Most importantly, what is the fledgling tournament all about? Happily, it’s a win-win as it’s all about growing the game that we love. Founded five years ago and organised by The R&A, The Masters Tournament and the USGA, this championship is a celebration of golf in Central and South America, Mexico and the Caribbean, which at the same time raises golf’s profile both within the region and worldwide.
The tournament itself is covered in detail in my four daily reports - Thursday, Friday, Saturday and Sunday, and its very worthy champion is Mexican Alvaro Ortiz. He receives a place in The Masters at Augusta in April as well as exemptions into the Amateur Championship and US Amateur.
Both he and the runner-up, Luis Gagne from Costa Rica, qualify for sectional qualifying for the US Open which is at Pebble Beach in June, and final qualifying for The Open which is at Royal Portrush in July.
With live TV coverage and media from all over the world covering the event, the week was a great success. The tournament also promotes the game within the region and it was terrific to see so many people from the area, particularly youngsters, working hard behind the scenes.
To wide acclaim from the players and their supporting officials, there was a Rules Meeting at the start of the week hosted by Thomas Pagel, the USGA’s senior managing director for Governance, and Grant Moir, The R&A’s Director of Rules. They were keen to explain that the focus for the 2019 changes was to make them more user-friendly and sensible, and the feedback from all those attending was very positive.

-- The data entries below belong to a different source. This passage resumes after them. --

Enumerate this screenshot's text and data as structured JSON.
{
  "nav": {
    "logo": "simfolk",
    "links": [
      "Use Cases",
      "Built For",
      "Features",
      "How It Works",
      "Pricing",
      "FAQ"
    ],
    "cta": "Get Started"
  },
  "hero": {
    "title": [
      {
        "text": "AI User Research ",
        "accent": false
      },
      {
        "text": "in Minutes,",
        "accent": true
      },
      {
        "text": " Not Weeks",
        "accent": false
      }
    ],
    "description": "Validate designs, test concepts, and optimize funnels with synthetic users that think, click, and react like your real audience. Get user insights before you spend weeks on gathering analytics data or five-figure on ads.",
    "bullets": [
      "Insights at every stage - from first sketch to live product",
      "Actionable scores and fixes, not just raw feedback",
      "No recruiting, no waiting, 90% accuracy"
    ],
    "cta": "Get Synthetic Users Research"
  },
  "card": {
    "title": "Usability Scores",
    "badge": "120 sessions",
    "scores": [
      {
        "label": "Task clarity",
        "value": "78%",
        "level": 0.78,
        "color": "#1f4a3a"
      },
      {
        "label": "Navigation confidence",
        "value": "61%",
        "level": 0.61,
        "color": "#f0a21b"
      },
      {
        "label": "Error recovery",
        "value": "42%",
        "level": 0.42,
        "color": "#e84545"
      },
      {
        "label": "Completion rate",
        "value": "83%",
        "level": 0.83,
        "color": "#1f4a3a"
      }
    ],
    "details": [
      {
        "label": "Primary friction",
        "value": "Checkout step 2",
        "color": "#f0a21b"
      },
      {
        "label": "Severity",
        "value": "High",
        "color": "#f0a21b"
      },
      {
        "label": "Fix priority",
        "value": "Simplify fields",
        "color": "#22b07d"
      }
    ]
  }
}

The night before the first round, an opening ceremony took place at Casa de Campo’s amazing Mediterranean village reconstruction, Altos de Chavon. There was a chance to mingle and meet new people; this was great fun until an official from the Peruvian Golf Association asked me about Brexit!

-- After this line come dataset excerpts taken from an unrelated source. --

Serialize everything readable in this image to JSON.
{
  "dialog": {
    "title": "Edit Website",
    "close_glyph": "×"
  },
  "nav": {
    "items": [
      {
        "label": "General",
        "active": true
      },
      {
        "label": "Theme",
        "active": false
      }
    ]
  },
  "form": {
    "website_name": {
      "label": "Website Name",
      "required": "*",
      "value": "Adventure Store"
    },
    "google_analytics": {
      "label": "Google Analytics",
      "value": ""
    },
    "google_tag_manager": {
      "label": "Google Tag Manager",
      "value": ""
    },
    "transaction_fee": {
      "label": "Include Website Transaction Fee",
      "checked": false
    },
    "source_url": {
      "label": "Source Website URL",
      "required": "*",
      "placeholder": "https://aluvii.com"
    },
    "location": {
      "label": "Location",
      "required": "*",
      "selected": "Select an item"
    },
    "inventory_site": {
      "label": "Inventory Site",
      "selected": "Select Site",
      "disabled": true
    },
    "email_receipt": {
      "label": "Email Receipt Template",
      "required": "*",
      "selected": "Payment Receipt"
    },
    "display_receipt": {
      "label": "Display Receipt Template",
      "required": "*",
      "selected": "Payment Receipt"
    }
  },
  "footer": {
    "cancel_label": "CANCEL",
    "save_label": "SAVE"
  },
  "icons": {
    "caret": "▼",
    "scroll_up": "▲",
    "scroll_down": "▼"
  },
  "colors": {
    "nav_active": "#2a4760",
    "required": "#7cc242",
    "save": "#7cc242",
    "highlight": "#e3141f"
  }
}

While the majority of golfers are brilliant amateurs aiming for a future in the game, spare a thought for Maurice Pasha Brandt from neighbouring Haiti. The 57-year-old was a cumulative 44-over for his two rounds, but I think that is to be applauded as he proudly represented his country which at the moment has just the one golf course!
In the May travel supplement, I will take a closer look at Casa de Campo and its three public-access golf courses. This is arguably the golfing destination in the Caribbean, and as a taster, here are snapshots I took as I was lucky enough to play them…
For the championship, the two nines of the Teeth of the Dog were swapped over. This is the par-3 14th (normally the 5th), and it comes at the start of an extremely exciting oceanside stretch of four holes.
There are three nines on high ground at the Dye Fore Course - this is the opening hole, a par 5, on the Chavon nine.
I managed an early-morning round on The Links before flying home and very much enjoyed its different character and slightly more forgiving design.
In conclusion, it was a magnificent week - a growing and extremely important tournament that is working well to increase the popularity of golf, and a stunning resort that I would recommend to anyone.